Poesia e Letra de Música

Poesia ou letra de música, um debate que volta e meia retorna no Brasil. Recordo, recentemente, de um debate incluído na programação do Cineport (Festival de Cinema dos Países de Língua Portuguesa), no auditório da Reitoria, em João Pessoa. Lá estavam, como expositores, o poeta Bráulio Tavares (um artista que não conheço pessoalmente, mas que admiro como poeta, letrista, escritor, roteirista, enfim, um sujeito de excepcional versatilidade, um cara extraordinariamente talentoso, como poucos – o Bráulio atira em muitas direções e se dá bem em praticamente todas) e o professor (e poeta) Amador Ribeiro Neto, colega da UFPB.
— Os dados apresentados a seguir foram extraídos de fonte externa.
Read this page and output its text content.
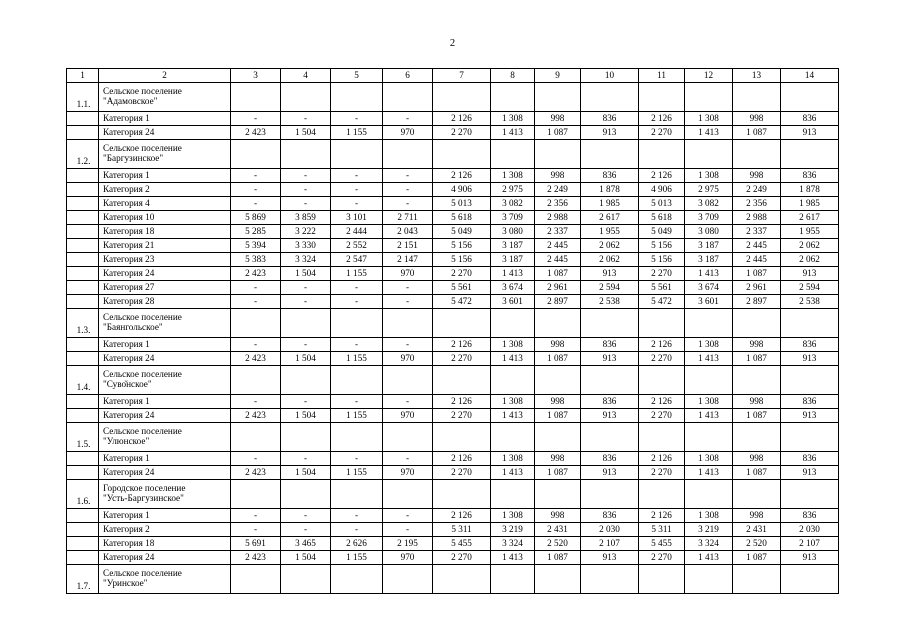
2
1	2	3	4	5	6	7	8	9	10	11	12	13	14
1.1.	Сельское поселение
"Адамовское"												

	Категория 1	-	-	-	-	2 126	1 308	998	836	2 126	1 308	998	836
	Категория 24	2 423	1 504	1 155	970	2 270	1 413	1 087	913	2 270	1 413	1 087	913
1.2.	Сельское поселение
"Баргузинское"												

	Категория 1	-	-	-	-	2 126	1 308	998	836	2 126	1 308	998	836
	Категория 2	-	-	-	-	4 906	2 975	2 249	1 878	4 906	2 975	2 249	1 878
	Категория 4	-	-	-	-	5 013	3 082	2 356	1 985	5 013	3 082	2 356	1 985
	Категория 10	5 869	3 859	3 101	2 711	5 618	3 709	2 988	2 617	5 618	3 709	2 988	2 617
	Категория 18	5 285	3 222	2 444	2 043	5 049	3 080	2 337	1 955	5 049	3 080	2 337	1 955
	Категория 21	5 394	3 330	2 552	2 151	5 156	3 187	2 445	2 062	5 156	3 187	2 445	2 062
	Категория 23	5 383	3 324	2 547	2 147	5 156	3 187	2 445	2 062	5 156	3 187	2 445	2 062
	Категория 24	2 423	1 504	1 155	970	2 270	1 413	1 087	913	2 270	1 413	1 087	913
	Категория 27	-	-	-	-	5 561	3 674	2 961	2 594	5 561	3 674	2 961	2 594
	Категория 28	-	-	-	-	5 472	3 601	2 897	2 538	5 472	3 601	2 897	2 538
1.3.	Сельское поселение
"Баянгольское"												

	Категория 1	-	-	-	-	2 126	1 308	998	836	2 126	1 308	998	836
	Категория 24	2 423	1 504	1 155	970	2 270	1 413	1 087	913	2 270	1 413	1 087	913
1.4.	Сельское поселение
"Суво̆нское"												

	Категория 1	-	-	-	-	2 126	1 308	998	836	2 126	1 308	998	836
	Категория 24	2 423	1 504	1 155	970	2 270	1 413	1 087	913	2 270	1 413	1 087	913
1.5.	Сельское поселение
"Улюнское"												

	Категория 1	-	-	-	-	2 126	1 308	998	836	2 126	1 308	998	836
	Категория 24	2 423	1 504	1 155	970	2 270	1 413	1 087	913	2 270	1 413	1 087	913
1.6.	Городское поселение
"Усть-Баргузинское"												

	Категория 1	-	-	-	-	2 126	1 308	998	836	2 126	1 308	998	836
	Категория 2	-	-	-	-	5 311	3 219	2 431	2 030	5 311	3 219	2 431	2 030
	Категория 18	5 691	3 465	2 626	2 195	5 455	3 324	2 520	2 107	5 455	3 324	2 520	2 107
	Категория 24	2 423	1 504	1 155	970	2 270	1 413	1 087	913	2 270	1 413	1 087	913
1.7.	Сельское поселение
"Уринское"												
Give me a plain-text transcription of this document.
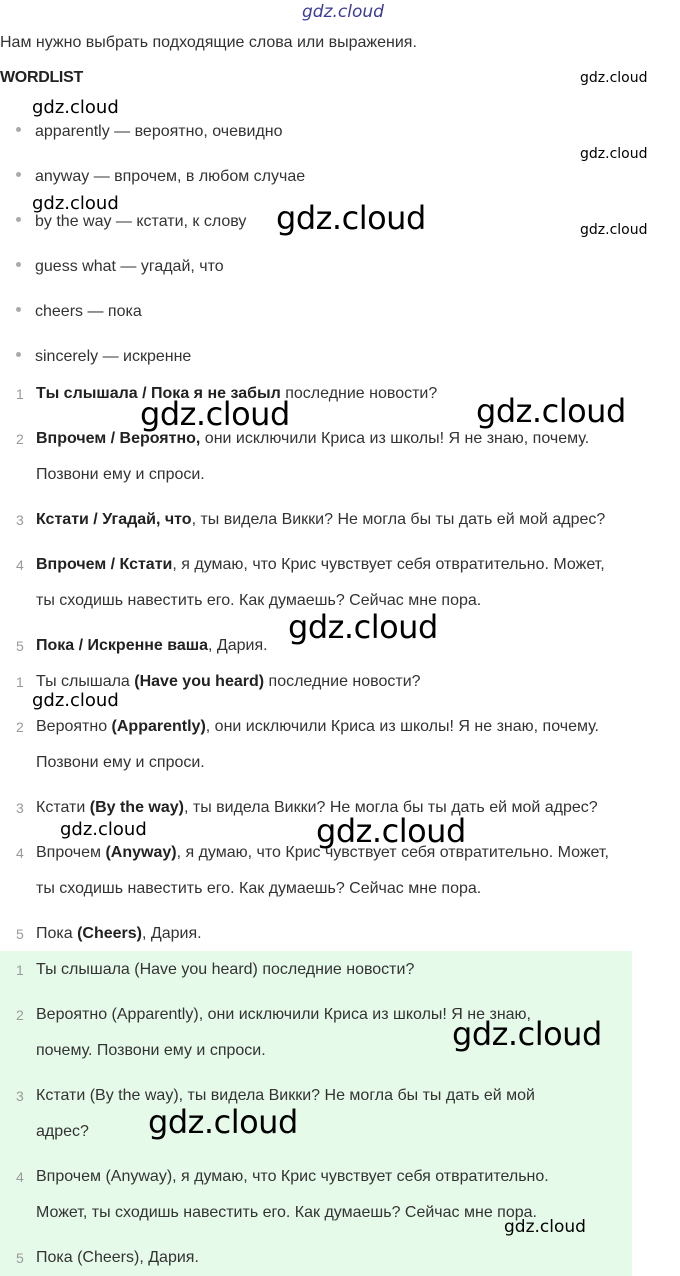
gdz.cloud
Нам нужно выбрать подходящие слова или выражения.
WORDLIST
apparently — вероятно, очевидно
anyway — впрочем, в любом случае
by the way — кстати, к слову
guess what — угадай, что
cheers — пока
sincerely — искренне
1 Ты слышала / Пока я не забыл последние новости?
2 Впрочем / Вероятно, они исключили Криса из школы! Я не знаю, почему.
Позвони ему и спроси.
3 Кстати / Угадай, что, ты видела Викки? Не могла бы ты дать ей мой адрес?
4 Впрочем / Кстати, я думаю, что Крис чувствует себя отвратительно. Может,
ты сходишь навестить его. Как думаешь? Сейчас мне пора.
5 Пока / Искренне ваша, Дария.
1 Ты слышала (Have you heard) последние новости?
2 Вероятно (Apparently), они исключили Криса из школы! Я не знаю, почему.
Позвони ему и спроси.
3 Кстати (By the way), ты видела Викки? Не могла бы ты дать ей мой адрес?
4 Впрочем (Anyway), я думаю, что Крис чувствует себя отвратительно. Может,
ты сходишь навестить его. Как думаешь? Сейчас мне пора.
5 Пока (Cheers), Дария.
1 Ты слышала (Have you heard) последние новости?
2 Вероятно (Apparently), они исключили Криса из школы! Я не знаю,
почему. Позвони ему и спроси.
3 Кстати (By the way), ты видела Викки? Не могла бы ты дать ей мой
адрес?
4 Впрочем (Anyway), я думаю, что Крис чувствует себя отвратительно.
Может, ты сходишь навестить его. Как думаешь? Сейчас мне пора.
5 Пока (Cheers), Дария.
gdz.cloud
gdz.cloud
gdz.cloud
gdz.cloud	gdz.cloud	gdz.cloud
gdz.cloud	gdz.cloud
gdz.cloud
gdz.cloud
gdz.cloud	gdz.cloud
gdz.cloud
gdz.cloud
gdz.cloud
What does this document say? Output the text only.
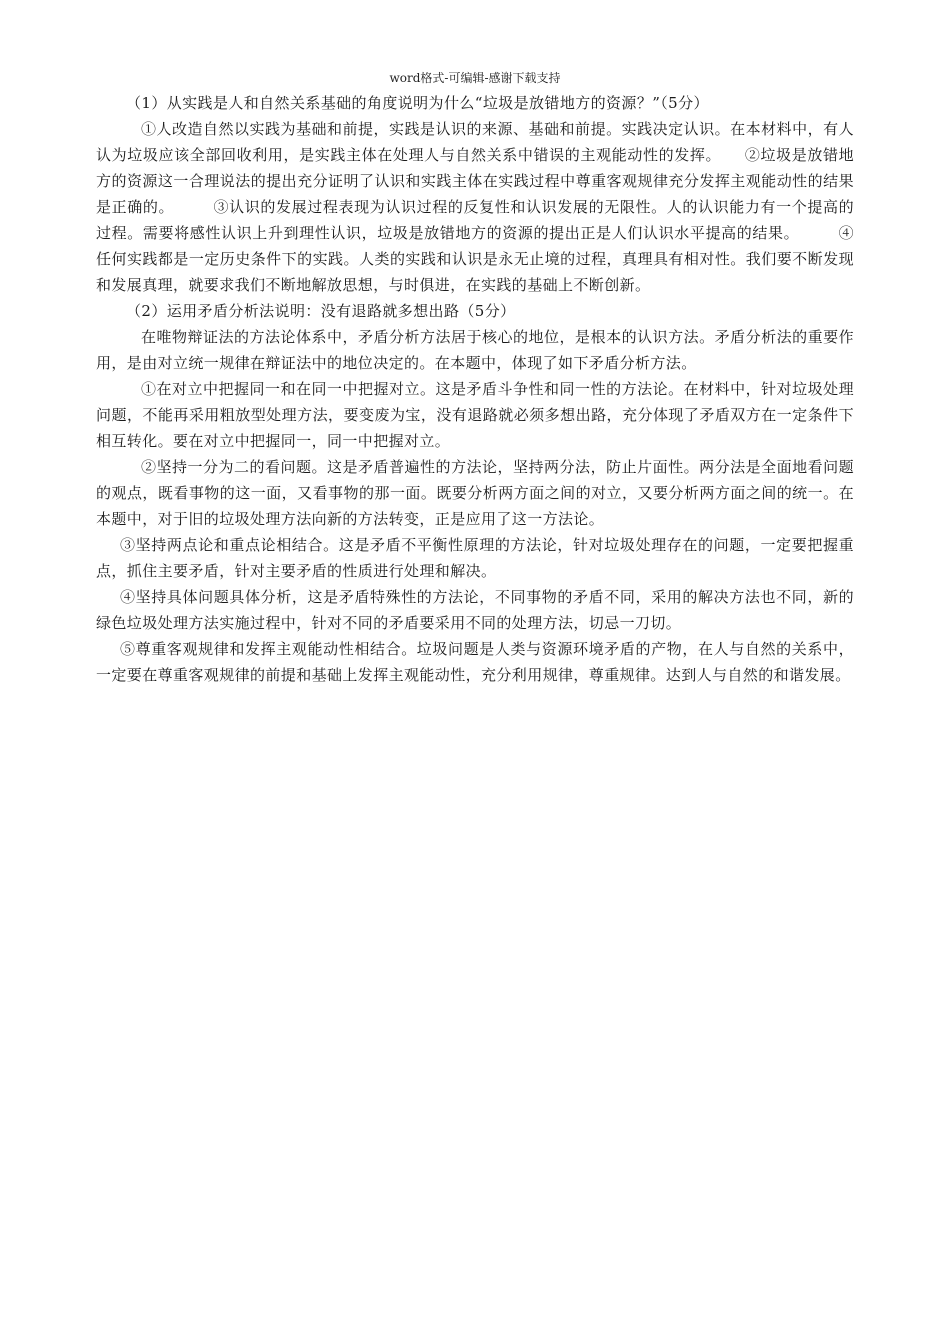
word格式-可编辑-感谢下载支持

（1）从实践是人和自然关系基础的角度说明为什么“垃圾是放错地方的资源？”（5分）

①人改造自然以实践为基础和前提，实践是认识的来源、基础和前提。实践决定认识。在本材料中，有人认为垃圾应该全部回收利用，是实践主体在处理人与自然关系中错误的主观能动性的发挥。　　②垃圾是放错地方的资源这一合理说法的提出充分证明了认识和实践主体在实践过程中尊重客观规律充分发挥主观能动性的结果是正确的。　　　③认识的发展过程表现为认识过程的反复性和认识发展的无限性。人的认识能力有一个提高的过程。需要将感性认识上升到理性认识，垃圾是放错地方的资源的提出正是人们认识水平提高的结果。　　　④任何实践都是一定历史条件下的实践。人类的实践和认识是永无止境的过程，真理具有相对性。我们要不断发现和发展真理，就要求我们不断地解放思想，与时俱进，在实践的基础上不断创新。

（2）运用矛盾分析法说明：没有退路就多想出路（5分）

在唯物辩证法的方法论体系中，矛盾分析方法居于核心的地位，是根本的认识方法。矛盾分析法的重要作用，是由对立统一规律在辩证法中的地位决定的。在本题中，体现了如下矛盾分析方法。

①在对立中把握同一和在同一中把握对立。这是矛盾斗争性和同一性的方法论。在材料中，针对垃圾处理问题，不能再采用粗放型处理方法，要变废为宝，没有退路就必须多想出路，充分体现了矛盾双方在一定条件下相互转化。要在对立中把握同一，同一中把握对立。

②坚持一分为二的看问题。这是矛盾普遍性的方法论，坚持两分法，防止片面性。两分法是全面地看问题的观点，既看事物的这一面，又看事物的那一面。既要分析两方面之间的对立，又要分析两方面之间的统一。在本题中，对于旧的垃圾处理方法向新的方法转变，正是应用了这一方法论。

③坚持两点论和重点论相结合。这是矛盾不平衡性原理的方法论，针对垃圾处理存在的问题，一定要把握重点，抓住主要矛盾，针对主要矛盾的性质进行处理和解决。

④坚持具体问题具体分析，这是矛盾特殊性的方法论，不同事物的矛盾不同，采用的解决方法也不同，新的绿色垃圾处理方法实施过程中，针对不同的矛盾要采用不同的处理方法，切忌一刀切。

⑤尊重客观规律和发挥主观能动性相结合。垃圾问题是人类与资源环境矛盾的产物，在人与自然的关系中，一定要在尊重客观规律的前提和基础上发挥主观能动性，充分利用规律，尊重规律。达到人与自然的和谐发展。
Tanto Bráulio como Amador disseram coisas interessantes. Pelo que recordo, Amador desencavou elementos da reunião ancestral música-poesia, citando Platão (aliás, o primeiro dissidente da poética grega, mesmo sendo um escritor imaginativo). A propósito: tenho algumas coisas a dizer sobre Platão, um estranho escritor, poético contra a poesia (antipoético), alguém que usa das armas da poesia contra a própria poesia. Pensemos, sobretudo nos mitos de Atlântida, da Caverna, etc., criações de sua cabeça de gênio (alô, românticos!) em supremo ato de soberba, no fundo querendo demonstrar que sua imaginação, por si só, valia tanto quanto a popular (desculpado, o anacronismo de mencionar “popular” na Grécia clássica). Depois, Amador deu um pulo para o nosso Mário de Andrade (um folclorista, um musicólogo e um poeta), complementou com uma pitada de Erza Pound, por aí. Na sua vez, Bráulio falou da riqueza da tradição popular – assunto no qual é cobra -, chamou a atenção para importância da sonoridade (inclusive verbal) em música, e partiu para caracterizar duas “tribos” - a dos poetas populares e dos eruditos -, de alguma maneira folclorizando os eventuais preconceitos e anátemas, presentes, ademais, em qualquer tribo. Para mim, a duas tribos, no Brasil, já decretaram o armistício, há muito tempo. Tudo em paz na zona dos litigantes da poesia.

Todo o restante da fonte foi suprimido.